The Department of Justice, which released details of the flights under FoI, said business class fares were booked while repatriating deportees where it was deemed a security risk for a garda to leave an airport.
Flight tickets for the return leg of journeys – with single fares costing several thousand euro – allow Garda National Immigration Bureau (GNIB) officers to stay in the airport lounge in the country where they are leaving deportees.
A Department of Justice spokesman said the vast majority of flights by GNIB officers were economy class.
Of the dozens of business class trips involving the chaperoning of illegal immigrants to their return destinations last year, several were to cities in Europe, including flights to Frankfurt listed as costing €19,600 and separately €3,800.
There were also fares to Amsterdam reaching €11,000, €7,300 and €4,400.
The Department of Justice said the Frankfurt flight costing €19,600 covered four GNIB officers travelling back from Lagos, Nigeria’s largest city.
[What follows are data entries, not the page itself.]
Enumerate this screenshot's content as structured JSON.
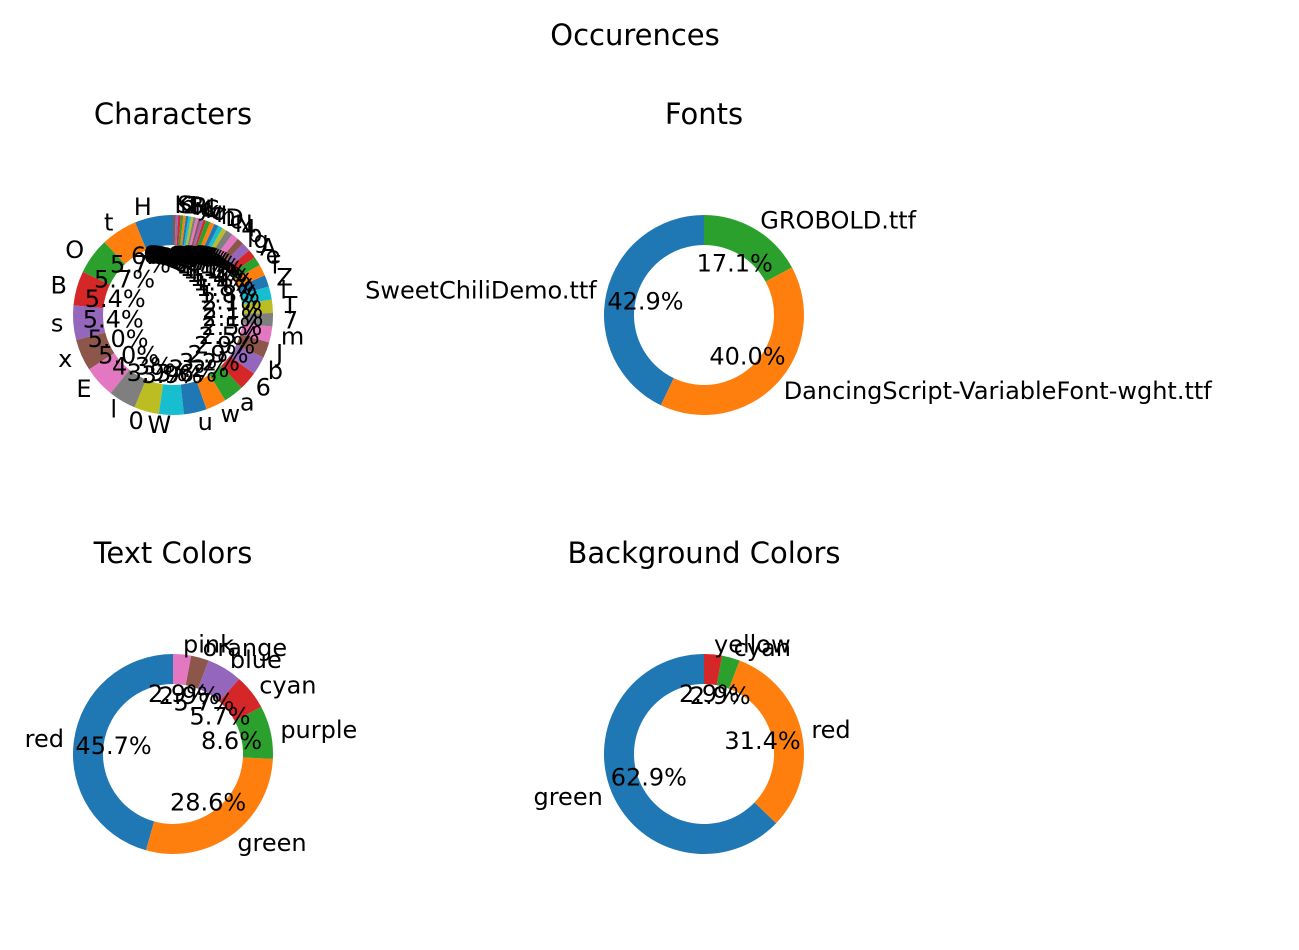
{
  "suptitle": "Occurences",
  "palette": [
    "#1f77b4",
    "#ff7f0e",
    "#2ca02c",
    "#d62728",
    "#9467bd",
    "#8c564b",
    "#e377c2",
    "#7f7f7f",
    "#bcbd22",
    "#17becf"
  ],
  "chart_data": [
    {
      "type": "pie",
      "style": "donut",
      "title": "Characters",
      "categories": [
        "H",
        "t",
        "O",
        "B",
        "s",
        "x",
        "E",
        "l",
        "0",
        "W",
        "u",
        "w",
        "a",
        "6",
        "b",
        "J",
        "m",
        "7",
        "T",
        "l",
        "Z",
        "f",
        "e",
        "A",
        "g",
        "p",
        "4",
        "N",
        "c",
        "D",
        "h",
        "r",
        "o",
        "v",
        "k",
        "C",
        "d",
        "y",
        "i",
        "R",
        "8",
        "1",
        "2",
        "n",
        "S",
        "K"
      ],
      "values": [
        6.0,
        5.7,
        5.7,
        5.4,
        5.4,
        5.0,
        5.0,
        4.3,
        3.9,
        3.9,
        3.6,
        3.2,
        3.2,
        2.9,
        2.9,
        2.5,
        2.5,
        2.1,
        2.1,
        2.1,
        1.8,
        1.8,
        1.4,
        1.4,
        1.4,
        1.1,
        1.1,
        1.1,
        0.7,
        0.7,
        0.7,
        0.7,
        0.7,
        0.4,
        0.4,
        0.4,
        0.4,
        0.4,
        0.4,
        0.4,
        0.4,
        0.4,
        0.4,
        0.4,
        0.4,
        0.4
      ],
      "percent_labels": [
        "6.0%",
        "5.7%",
        "5.7%",
        "5.4%",
        "5.4%",
        "5.0%",
        "5.0%",
        "4.3%",
        "3.9%",
        "3.9%",
        "3.6%",
        "3.2%",
        "3.2%",
        "2.9%",
        "2.9%",
        "2.5%",
        "2.5%",
        "2.1%",
        "2.1%",
        "2.1%",
        "1.8%",
        "1.8%",
        "1.4%",
        "1.4%",
        "1.4%",
        "1.1%",
        "1.1%",
        "1.1%",
        "0.7%",
        "0.7%",
        "0.7%",
        "0.7%",
        "0.7%",
        "0.4%",
        "0.4%",
        "0.4%",
        "0.4%",
        "0.4%",
        "0.4%",
        "0.4%",
        "0.4%",
        "0.4%",
        "0.4%",
        "0.4%",
        "0.4%",
        "0.4%"
      ]
    },
    {
      "type": "pie",
      "style": "donut",
      "title": "Fonts",
      "categories": [
        "SweetChiliDemo.ttf",
        "DancingScript-VariableFont-wght.ttf",
        "GROBOLD.ttf"
      ],
      "values": [
        42.9,
        40.0,
        17.1
      ],
      "percent_labels": [
        "42.9%",
        "40.0%",
        "17.1%"
      ]
    },
    {
      "type": "pie",
      "style": "donut",
      "title": "Text Colors",
      "categories": [
        "red",
        "green",
        "purple",
        "cyan",
        "blue",
        "orange",
        "pink"
      ],
      "values": [
        45.7,
        28.6,
        8.6,
        5.7,
        5.7,
        2.9,
        2.9
      ],
      "percent_labels": [
        "45.7%",
        "28.6%",
        "8.6%",
        "5.7%",
        "5.7%",
        "2.9%",
        "2.9%"
      ]
    },
    {
      "type": "pie",
      "style": "donut",
      "title": "Background Colors",
      "categories": [
        "green",
        "red",
        "cyan",
        "yellow"
      ],
      "values": [
        62.9,
        31.4,
        2.9,
        2.9
      ],
      "percent_labels": [
        "62.9%",
        "31.4%",
        "2.9%",
        "2.9%"
      ]
    }
  ]
}
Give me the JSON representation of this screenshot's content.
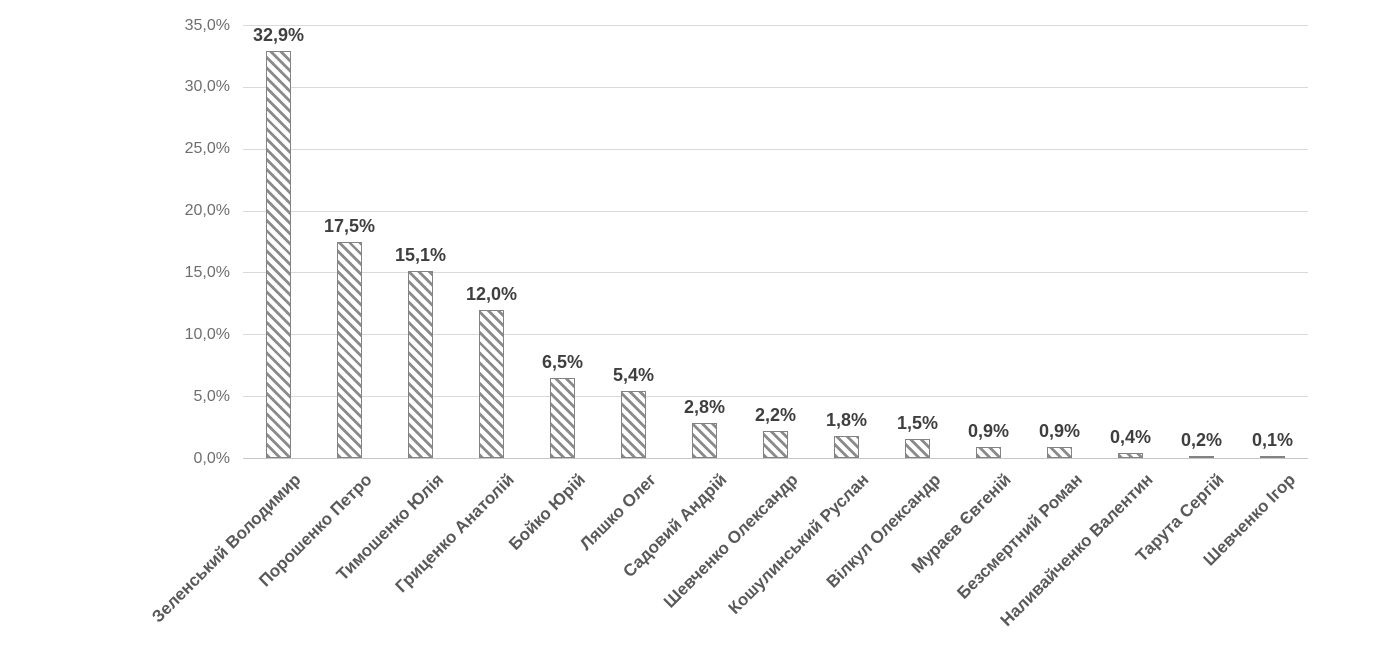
{
  "chart_data": {
    "type": "bar",
    "title": "",
    "xlabel": "",
    "ylabel": "",
    "categories": [
      "Зеленський Володимир",
      "Порошенко Петро",
      "Тимошенко Юлія",
      "Гриценко Анатолій",
      "Бойко Юрій",
      "Ляшко Олег",
      "Садовий Андрій",
      "Шевченко Олександр",
      "Кошулинський Руслан",
      "Вілкул Олександр",
      "Мураєв Євгеній",
      "Безсмертний Роман",
      "Наливайченко Валентин",
      "Тарута Сергій",
      "Шевченко Ігор"
    ],
    "values": [
      32.9,
      17.5,
      15.1,
      12.0,
      6.5,
      5.4,
      2.8,
      2.2,
      1.8,
      1.5,
      0.9,
      0.9,
      0.4,
      0.2,
      0.1
    ],
    "value_labels": [
      "32,9%",
      "17,5%",
      "15,1%",
      "12,0%",
      "6,5%",
      "5,4%",
      "2,8%",
      "2,2%",
      "1,8%",
      "1,5%",
      "0,9%",
      "0,9%",
      "0,4%",
      "0,2%",
      "0,1%"
    ],
    "ylim": [
      0,
      35
    ],
    "ytick_step": 5,
    "ytick_labels": [
      "0,0%",
      "5,0%",
      "10,0%",
      "15,0%",
      "20,0%",
      "25,0%",
      "30,0%",
      "35,0%"
    ],
    "grid": true,
    "legend_position": "none",
    "bar_fill_style": "diagonal-hatch",
    "colors": {
      "hatch_stripe": "#8b8b8b",
      "bar_border": "#838383",
      "gridline": "#d9d9d9",
      "axis_line": "#c6c6c6",
      "tick_label": "#6e6e6e",
      "value_label": "#3f3f3f",
      "category_label": "#595959",
      "background": "#ffffff"
    }
  }
}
The €11,000 and €7,300 flights to Amsterdam were also return trips from Lagos, and covered three officers, the spokesman said.
The records show there was also a business class flight to Abu Dhabi costing €6,000 and frequent business class flights to Istanbul costing tens of thousands of euro in total.
The department spokesman said the Abu Dhabi flight was from Lahore in Pakistan and covered two GNIB officers.
“Istanbul appears so much because it is a major hub for returns from many southeast Asian and Middle Eastern destinations.”
GNIB officers usually travel in pairs when chaperoning a deportee back to a return country. Sometimes they travel in greater numbers if it is deemed necessary under particular security circumstances.
Cost of the flights
Last year bills totalled €164,865 for business class flights. The spokesman added that the State can recoup 75 per cent of the cost of the flights from the EU Asylum, Migration and Integration Fund.
Almost 50 flights during 2018 were listed as business or first class, although 13 of these were cancelled and one was misclassified, according to the Department of Justice.
“All 36 business class flights relate to situations where GNIB officers are accompanying people being removed from the State on foot of deportation orders,” the spokesman said. “Business class flights are booked where it is considered by An Garda Síochána that it would be a security risk for Irish officers to leave the airport in the destination country and to stay overnight in a hotel.
“By booking business class flights the officers can stay in the airline’s lounge until a return flight leaves to one of the European hubs. An economy class flight is then booked from the European hub back to Dublin.
“We understand that many EU member states apply the same practice for their officers on return operations.”
There were 860 “repatriation” flights booked last year. Destinations included Albania, Algeria, Bangladesh, Brazil, China, Egypt, Malawi, Malaysia, Mauritius, Mongolia, Nepal, Panama, Qatar, South Africa, Trinidad and Tobago, United Arab Emirates and Zimbabwe.